Ce silence pesant, térébrant, tombal, dont il a hérité, Santiago Amigorena a enfin décidé de le briser.
Un silence que le désarroi, l’impuissance, l’infranchissable distance de 12 000 km, la haine de soi et la mauvaise conscience avaient rendu encore plus assourdissant.
Il fut, pour Vicente Rosenberg, son grand-père, la seule manière de survivre à l’innommable, ou plutôt de mourir déjà de son vivant. Ancien capitaine de l’armée polonaise, Vicente avait choisi, en 1928, d’émigrer en Argentine, où il avait vite feint d’oublier qu’il était juif, parlait yiddish et avait rêvé un temps d’être allemand.
A Buenos Aires, il avait épousé Rosita Szapire, dont il avait eu trois enfants, et s’était enrichi en vendant des meubles.
Cet homme sans passé négligeait même de répondre aux lettres de sa mère, demeurée à Varsovie avec son autre fils.
Il pensait en effet que, pour bien avancer, il ne faut pas trop se retourner. Et que le bonheur, dansé sur un air de tango, est une idée neuve.
Mais, à partir de 1940, alors que les bateaux déversaient dans les ports d’Amérique latine des réfugiés fuyant l’Europe et autant de sombres rumeurs, il avait été rattrapé par ce qu’il croyait pouvoir ignorer : l’édification du nazisme et la destruction des juifs.
« Mon Wincenty »
Dans une lettre, envoyée de Varsovie et reçue le 9 décembre 1940, sa mère lui avait annoncé la clôture du ghetto :
« Mon chéri, tu as peut-être entendu parler du grand mur que les Allemands ont construit. Heureusement, la rue Sienna est restée à l’intérieur, ce qui est une chance, car sinon on aurait été obligés d’abandonner l’appartement et de déménager. »
Une « chance »... Vicente, qu’elle appelle s’en voulut de ne pas avoir assez insisté pour la faire venir plus tôt à Buenos Aires et commença d’être rongé par la culpabilité.
Il lui adressa, en vain, des courriers et des dollars. Et il apprit, lorsqu’il était trop tard, qu’elle avait été déportée et gazée à Treblinka.
A partir de cet instant, il s’enferma dans le mutisme, dans ce « ghetto intérieur », dont personne, ni sa femme ni ses plus proches amis, ne parvint à le faire sortir, jusqu’à sa mort, en 1969.

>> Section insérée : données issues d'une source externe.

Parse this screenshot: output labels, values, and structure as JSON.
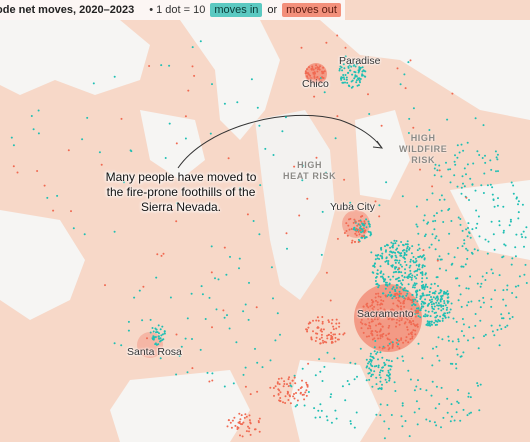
{
  "header": {
    "title": "ode net moves, 2020–2023",
    "key_prefix": "• 1 dot = 10",
    "moves_in_label": "moves in",
    "connector": "or",
    "moves_out_label": "moves out"
  },
  "colors": {
    "moves_in": "#1fbfb3",
    "moves_out": "#f06a52",
    "land_net_out": "#f7d6c6",
    "land_net_in": "#f4f4f2",
    "annotation_arrow": "#333333"
  },
  "cities": {
    "paradise": "Paradise",
    "chico": "Chico",
    "yuba_city": "Yuba City",
    "sacramento": "Sacramento",
    "santa_rosa": "Santa Rosa"
  },
  "regions": {
    "high_heat_risk": "HIGH\nHEAT RISK",
    "high_wildfire_risk": "HIGH\nWILDFIRE\nRISK"
  },
  "annotation": {
    "text": "Many people have moved to the fire-prone foothills of the Sierra Nevada."
  }
}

Né sept ans plus tôt à Buenos Aires, l’écrivain et réalisateur Santiago Amigorena, dont chaque livre ajoute une pierre à l’édifice autobiographique et dont l’histoire familiale n’en finit pas de voguer entre deux continents – « L’antisémitisme a fait fuir d’Europe mes aïeuls.
Les dictatures latino-américaines m’ont fait fuir avec mes parents l’Argentine puis l’Uruguay pour retourner en Europe » –, libère aujourd’hui son grand-père de ses vœux de silence et donne à entendre la voix, si désespérée et si digne, de son arrière-grand-mère.
Mieux, il les réunit dans ce livre aux accents de kaddish, qu’il confie à ses propres enfants afin qu’ils sachent d’où ils viennent et de qui ils tiennent.